I have recently had reason to reflect on the diminished importance music is playing in my life. I just got back in touch with a friend I made right after college when I was often going to two concerts a week and could have almost had my mail forwarded to the Khyber. We were reminiscing about '80s British post-punk (the Fall, Gang of Four, the Wedding Present, the Mekons), and he commented that the music of his youth resonates with him more than anything current because it is the music of his youth. Then I was completing a survey from nin.com, which was only sent to me because I bought tickets at the last minute for a subsequently postponed Nine Inch Nails show, and many of the questions involved online resources for obtaining and finding out about music. I use them very little, not because I'm opposed to technology or don't like music, but because I just don't have the time to invest in them. Most of the effort I put into discovering new music lately has been for work, keeping up with what's current to purchase it for a library or review it for other librarians.
The music of your youth has two things going for it. When the world is still new to you, emotions are heightened by the lack of experience. To use a parenting example, my kids sobbed when their helium balloon popped, but I've had enough burst balloons in my life, both literal and metaphorical, to not be fazed. And when you are young and have fewer responsibilities, you're left with plenty of time to wallow in your misery or bask in your joy. Music escalate those already-volatile feelings.

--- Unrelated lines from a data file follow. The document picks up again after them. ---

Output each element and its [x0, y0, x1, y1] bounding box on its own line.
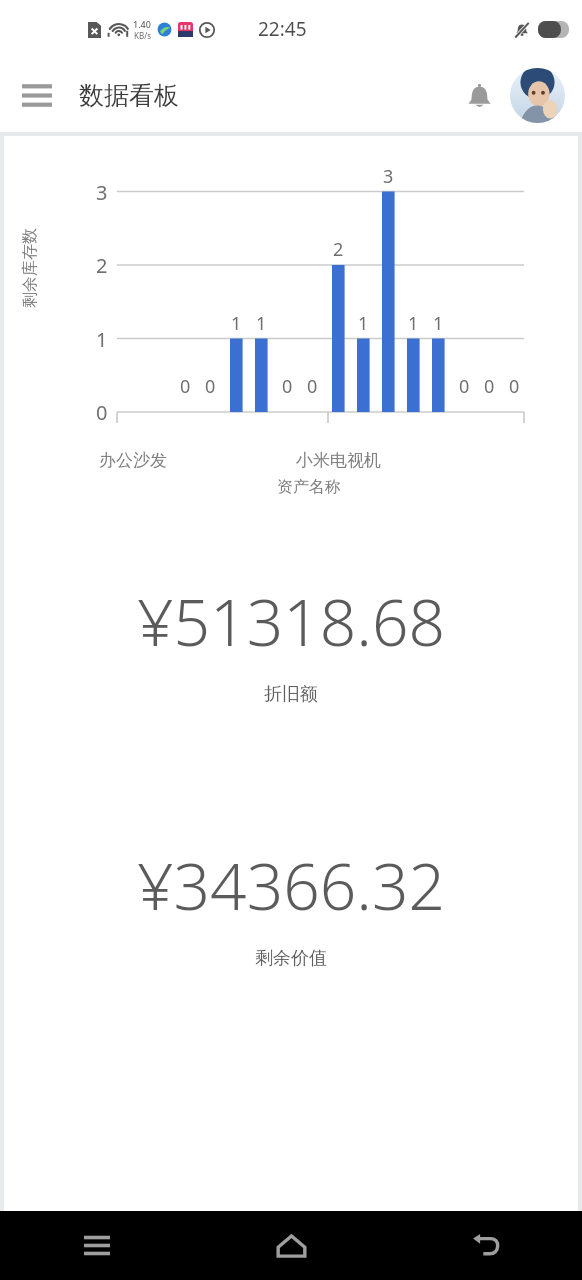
staticText: 2	[333, 237, 344, 262]
staticText: 0	[459, 374, 470, 399]
staticText: 资产名称	[277, 477, 341, 497]
staticText: 剩余库存数	[20, 228, 40, 308]
staticText: 0	[509, 374, 520, 399]
button[interactable]: 返回	[388, 1211, 582, 1280]
staticText: 1	[358, 311, 369, 336]
staticText: 0	[180, 374, 191, 399]
staticText: 22:45	[258, 16, 307, 42]
staticText: 3	[383, 164, 394, 189]
staticText: 1.40	[133, 18, 151, 30]
staticText: ¥34366.32	[137, 842, 445, 929]
staticText: 0	[307, 374, 318, 399]
staticText: 0	[282, 374, 293, 399]
staticText: 办公沙发	[99, 450, 167, 471]
staticText: 3	[96, 179, 108, 206]
button[interactable]: 通知	[458, 75, 500, 117]
button[interactable]: 个人头像	[510, 68, 565, 123]
staticText: 小米电视机	[296, 450, 381, 471]
staticText: 1	[96, 326, 108, 353]
button[interactable]: 最近任务	[0, 1211, 194, 1280]
staticText: 2	[96, 252, 108, 279]
staticText: 1	[408, 311, 419, 336]
staticText: 数据看板	[79, 80, 179, 111]
staticText: 0	[96, 399, 108, 426]
staticText: 1	[231, 311, 242, 336]
staticText: 剩余价值	[255, 947, 327, 970]
button[interactable]: 主屏幕	[194, 1211, 388, 1280]
button[interactable]: 菜单	[14, 72, 60, 118]
staticText: 折旧额	[264, 683, 318, 706]
staticText: 0	[205, 374, 216, 399]
staticText: 1	[256, 311, 267, 336]
staticText: 1	[433, 311, 444, 336]
staticText: ¥51318.68	[137, 578, 445, 665]
staticText: KB/s	[134, 30, 151, 41]
staticText: 0	[484, 374, 495, 399]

Birth, School, Work, Death by the Godfathers made a huge impact on me because it was released when I was going through a tumultuous transition from school to work, about to graduate from college and daunted by the difficult prospect of finding meaningful work, not just earning a paycheck. No one writes songs about the current woes in my life, mainly that my otherwise adorable kids make me nuts at times, and I am daunted by the difficult prospect of finding meaningful work that fits with the demands of parenthood. Even if someone did record a song along those lines, I'd probably be too overwhelmed by the current demands of my day-to-day existence to discover it, let alone have it become a central part of my life the way Birth, School, Work, Death did. I'm still keeping up on music more than the average 42-year-old suburban mom, but I've accepted that I'll never return to the devotion I had as a 22-year-old.